HS2 chooses innovations for start-up programme

HS2 train to illustrate HS2 Ltd
Carbon accounting, gravity sensors that can identify underground hazards, and hyper-local weather forecasting are among the latest innovations that HS2 Ltd has chosen for its Innovation Accelerator programme.

This is the fifth round of HS2’s start-up incubator. In a first for the programme, the five SMEs in the new cohort – notably from outside of construction – will be based at the operations hubs of HS2’s main civil works contractors. This is to both acquaint them with construction and help focus development of their technology for the industry.

HS2 Ltd innovation manager Jon Kelly said: “With our fifth Innovation Accelerator, we’ve brought in a cohort of tech firms from outside the construction sector to introduce new thinking and ways of working. We hope [this] can drive efficiencies across all the HS2 programme’s phases.

“In addition, we want to see value added to UK plc by helping small, innovative businesses to develop their technology, and grow their businesses by providing opportunities to tap into the huge construction industry.”

The five SMEs are as follows.

Silicon Microgravity

Silicon Microgravity is a SME spun out from Cambridge University research.

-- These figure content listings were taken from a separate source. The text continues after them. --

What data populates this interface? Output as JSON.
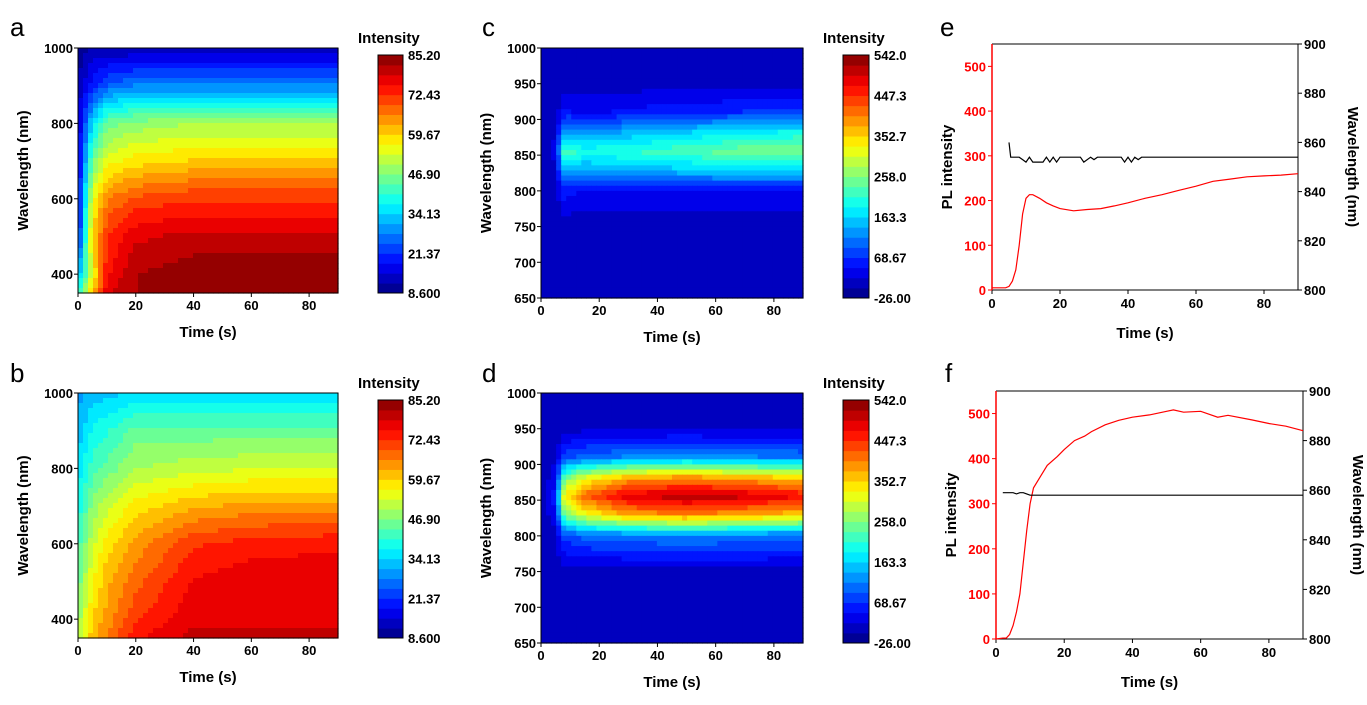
{
  "panel_labels": [
    "a",
    "b",
    "c",
    "d",
    "e",
    "f"
  ],
  "chart_data": [
    {
      "panel": "a",
      "type": "heatmap",
      "xlabel": "Time (s)",
      "ylabel": "Wavelength (nm)",
      "xlim": [
        0,
        90
      ],
      "ylim": [
        350,
        1000
      ],
      "x_ticks": [
        "0",
        "20",
        "40",
        "60",
        "80"
      ],
      "x_tick_values": [
        0,
        20,
        40,
        60,
        80
      ],
      "y_ticks": [
        "400",
        "600",
        "800",
        "1000"
      ],
      "y_tick_values": [
        400,
        600,
        800,
        1000
      ],
      "colorbar": {
        "title": "Intensity",
        "range": [
          8.6,
          85.2
        ],
        "ticks": [
          "85.20",
          "72.43",
          "59.67",
          "46.90",
          "34.13",
          "21.37",
          "8.600"
        ]
      },
      "x": [
        0,
        5,
        10,
        20,
        40,
        60,
        90
      ],
      "y": [
        350,
        400,
        500,
        600,
        700,
        800,
        900,
        1000
      ],
      "z": [
        [
          40,
          60,
          78,
          82,
          84,
          84,
          85
        ],
        [
          30,
          55,
          75,
          82,
          84,
          84,
          85
        ],
        [
          18,
          60,
          72,
          78,
          80,
          80,
          80
        ],
        [
          16,
          55,
          66,
          70,
          72,
          72,
          72
        ],
        [
          15,
          45,
          55,
          58,
          60,
          60,
          60
        ],
        [
          14,
          35,
          45,
          48,
          50,
          50,
          50
        ],
        [
          12,
          20,
          25,
          28,
          28,
          28,
          28
        ],
        [
          10,
          12,
          12,
          12,
          12,
          12,
          12
        ]
      ]
    },
    {
      "panel": "b",
      "type": "heatmap",
      "xlabel": "Time (s)",
      "ylabel": "Wavelength (nm)",
      "xlim": [
        0,
        90
      ],
      "ylim": [
        350,
        1000
      ],
      "x_ticks": [
        "0",
        "20",
        "40",
        "60",
        "80"
      ],
      "x_tick_values": [
        0,
        20,
        40,
        60,
        80
      ],
      "y_ticks": [
        "400",
        "600",
        "800",
        "1000"
      ],
      "y_tick_values": [
        400,
        600,
        800,
        1000
      ],
      "colorbar": {
        "title": "Intensity",
        "range": [
          8.6,
          85.2
        ],
        "ticks": [
          "85.20",
          "72.43",
          "59.67",
          "46.90",
          "34.13",
          "21.37",
          "8.600"
        ]
      },
      "x": [
        0,
        5,
        10,
        20,
        40,
        60,
        90
      ],
      "y": [
        350,
        400,
        500,
        600,
        700,
        800,
        900,
        1000
      ],
      "z": [
        [
          50,
          62,
          66,
          75,
          80,
          80,
          80
        ],
        [
          48,
          60,
          64,
          72,
          78,
          78,
          78
        ],
        [
          45,
          56,
          62,
          68,
          76,
          78,
          78
        ],
        [
          42,
          52,
          58,
          64,
          72,
          74,
          75
        ],
        [
          38,
          48,
          52,
          58,
          62,
          64,
          64
        ],
        [
          35,
          42,
          45,
          50,
          52,
          53,
          53
        ],
        [
          32,
          38,
          40,
          45,
          45,
          45,
          45
        ],
        [
          30,
          32,
          33,
          35,
          35,
          35,
          35
        ]
      ]
    },
    {
      "panel": "c",
      "type": "heatmap",
      "xlabel": "Time (s)",
      "ylabel": "Wavelength (nm)",
      "xlim": [
        0,
        90
      ],
      "ylim": [
        650,
        1000
      ],
      "x_ticks": [
        "0",
        "20",
        "40",
        "60",
        "80"
      ],
      "x_tick_values": [
        0,
        20,
        40,
        60,
        80
      ],
      "y_ticks": [
        "650",
        "700",
        "750",
        "800",
        "850",
        "900",
        "950",
        "1000"
      ],
      "y_tick_values": [
        650,
        700,
        750,
        800,
        850,
        900,
        950,
        1000
      ],
      "colorbar": {
        "title": "Intensity",
        "range": [
          -26,
          542
        ],
        "ticks": [
          "542.0",
          "447.3",
          "352.7",
          "258.0",
          "163.3",
          "68.67",
          "-26.00"
        ]
      },
      "x": [
        0,
        5,
        8,
        15,
        30,
        50,
        70,
        90
      ],
      "y": [
        650,
        750,
        800,
        830,
        855,
        880,
        910,
        950,
        1000
      ],
      "z": [
        [
          0,
          0,
          0,
          0,
          0,
          0,
          0,
          0
        ],
        [
          0,
          2,
          5,
          5,
          5,
          5,
          5,
          5
        ],
        [
          0,
          10,
          60,
          40,
          40,
          45,
          45,
          45
        ],
        [
          0,
          20,
          160,
          140,
          150,
          160,
          170,
          170
        ],
        [
          0,
          30,
          230,
          200,
          210,
          230,
          250,
          260
        ],
        [
          0,
          20,
          150,
          130,
          150,
          170,
          190,
          200
        ],
        [
          0,
          10,
          50,
          40,
          50,
          60,
          70,
          75
        ],
        [
          0,
          5,
          10,
          10,
          10,
          10,
          10,
          10
        ],
        [
          0,
          0,
          0,
          0,
          0,
          0,
          0,
          0
        ]
      ]
    },
    {
      "panel": "d",
      "type": "heatmap",
      "xlabel": "Time (s)",
      "ylabel": "Wavelength (nm)",
      "xlim": [
        0,
        90
      ],
      "ylim": [
        650,
        1000
      ],
      "x_ticks": [
        "0",
        "20",
        "40",
        "60",
        "80"
      ],
      "x_tick_values": [
        0,
        20,
        40,
        60,
        80
      ],
      "y_ticks": [
        "650",
        "700",
        "750",
        "800",
        "850",
        "900",
        "950",
        "1000"
      ],
      "y_tick_values": [
        650,
        700,
        750,
        800,
        850,
        900,
        950,
        1000
      ],
      "colorbar": {
        "title": "Intensity",
        "range": [
          -26,
          542
        ],
        "ticks": [
          "542.0",
          "447.3",
          "352.7",
          "258.0",
          "163.3",
          "68.67",
          "-26.00"
        ]
      },
      "x": [
        0,
        5,
        8,
        15,
        30,
        50,
        70,
        90
      ],
      "y": [
        650,
        750,
        800,
        830,
        855,
        880,
        910,
        950,
        1000
      ],
      "z": [
        [
          0,
          0,
          0,
          0,
          0,
          0,
          0,
          0
        ],
        [
          0,
          3,
          10,
          10,
          10,
          10,
          10,
          10
        ],
        [
          0,
          15,
          80,
          100,
          110,
          120,
          110,
          105
        ],
        [
          0,
          40,
          250,
          320,
          380,
          400,
          380,
          360
        ],
        [
          0,
          60,
          330,
          420,
          490,
          510,
          500,
          470
        ],
        [
          0,
          40,
          250,
          320,
          380,
          400,
          380,
          360
        ],
        [
          0,
          15,
          80,
          100,
          120,
          130,
          120,
          110
        ],
        [
          0,
          3,
          10,
          15,
          15,
          15,
          15,
          15
        ],
        [
          0,
          0,
          0,
          0,
          0,
          0,
          0,
          0
        ]
      ]
    },
    {
      "panel": "e",
      "type": "line",
      "xlabel": "Time (s)",
      "ylabel": "PL intensity",
      "y2label": "Wavelength (nm)",
      "xlim": [
        0,
        90
      ],
      "ylim": [
        0,
        550
      ],
      "y2lim": [
        800,
        900
      ],
      "x_ticks": [
        "0",
        "20",
        "40",
        "60",
        "80"
      ],
      "x_tick_values": [
        0,
        20,
        40,
        60,
        80
      ],
      "y_ticks": [
        "0",
        "100",
        "200",
        "300",
        "400",
        "500"
      ],
      "y_tick_values": [
        0,
        100,
        200,
        300,
        400,
        500
      ],
      "y2_ticks": [
        "800",
        "820",
        "840",
        "860",
        "880",
        "900"
      ],
      "y2_tick_values": [
        800,
        820,
        840,
        860,
        880,
        900
      ],
      "colors": {
        "pl": "#ff0000",
        "wavelength": "#000000"
      },
      "series": [
        {
          "axis": "left",
          "x": [
            0,
            3,
            4,
            5,
            6,
            7,
            8,
            9,
            10,
            11,
            12,
            14,
            16,
            18,
            20,
            24,
            28,
            32,
            36,
            40,
            45,
            50,
            55,
            60,
            65,
            70,
            75,
            80,
            85,
            90
          ],
          "y": [
            5,
            5,
            5,
            8,
            20,
            45,
            100,
            170,
            205,
            213,
            213,
            205,
            195,
            188,
            182,
            177,
            180,
            182,
            188,
            195,
            205,
            213,
            223,
            232,
            243,
            248,
            253,
            255,
            257,
            260
          ]
        },
        {
          "axis": "right",
          "x": [
            5,
            5.5,
            8,
            9,
            10,
            11,
            12,
            15,
            16,
            17,
            18,
            19,
            20,
            26,
            27,
            29,
            30,
            31,
            38,
            39,
            40,
            41,
            42,
            43,
            44,
            90
          ],
          "y": [
            860,
            854,
            854,
            853,
            852,
            854,
            852,
            852,
            854,
            852,
            854,
            852,
            854,
            854,
            852,
            854,
            853,
            854,
            854,
            852,
            854,
            852,
            854,
            853,
            854,
            854
          ]
        }
      ]
    },
    {
      "panel": "f",
      "type": "line",
      "xlabel": "Time (s)",
      "ylabel": "PL intensity",
      "y2label": "Wavelength (nm)",
      "xlim": [
        0,
        90
      ],
      "ylim": [
        0,
        550
      ],
      "y2lim": [
        800,
        900
      ],
      "x_ticks": [
        "0",
        "20",
        "40",
        "60",
        "80"
      ],
      "x_tick_values": [
        0,
        20,
        40,
        60,
        80
      ],
      "y_ticks": [
        "0",
        "100",
        "200",
        "300",
        "400",
        "500"
      ],
      "y_tick_values": [
        0,
        100,
        200,
        300,
        400,
        500
      ],
      "y2_ticks": [
        "800",
        "820",
        "840",
        "860",
        "880",
        "900"
      ],
      "y2_tick_values": [
        800,
        820,
        840,
        860,
        880,
        900
      ],
      "colors": {
        "pl": "#ff0000",
        "wavelength": "#000000"
      },
      "series": [
        {
          "axis": "left",
          "x": [
            0,
            2,
            3,
            4,
            5,
            6,
            7,
            8,
            9,
            10,
            11,
            13,
            15,
            18,
            20,
            23,
            26,
            28,
            32,
            36,
            40,
            45,
            50,
            52,
            55,
            60,
            65,
            68,
            75,
            80,
            85,
            90
          ],
          "y": [
            0,
            2,
            2,
            10,
            30,
            60,
            100,
            170,
            240,
            300,
            335,
            360,
            385,
            405,
            420,
            440,
            450,
            460,
            475,
            485,
            492,
            497,
            505,
            508,
            503,
            505,
            492,
            496,
            486,
            478,
            472,
            462
          ]
        },
        {
          "axis": "right",
          "x": [
            2,
            5,
            6,
            7,
            8,
            9,
            10,
            90
          ],
          "y": [
            859,
            859,
            858.5,
            859,
            859,
            858.5,
            858,
            858
          ]
        }
      ]
    }
  ]
}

It is developing non-invasive next-generation gravity sensors to identify underground hazards. The sensors could be deployed for ground investigation surveys and utility diversion planning.


EHAB is developing hyper-local weather forecasting and using AI to optimise daily works schedules according to when or if rain is due. Reducing weather-related delays helps to maintain programme timetables and control costs.

EHAB recently raised £950,000 from its existing investors Insurtech Gateway and LEFA Enterprises, alongside Portfolio Ventures. This brings total funding to date to £1.4m which includes an Innovate UK grant.

Immense Simulations

Immense Simulations will further develop its AI-based strategic and operational transport planning tool to de-risk the effects of works traffic on local road networks. The technology could also help plan for the future effects that HS2 stations could have on traffic movements in surrounding areas.


Consequence has developed carbon accounting technology that illustrates the full carbon content of construction materials used on HS2.  


Mafic is developing technology to enhance productivity and protect delivery schedules.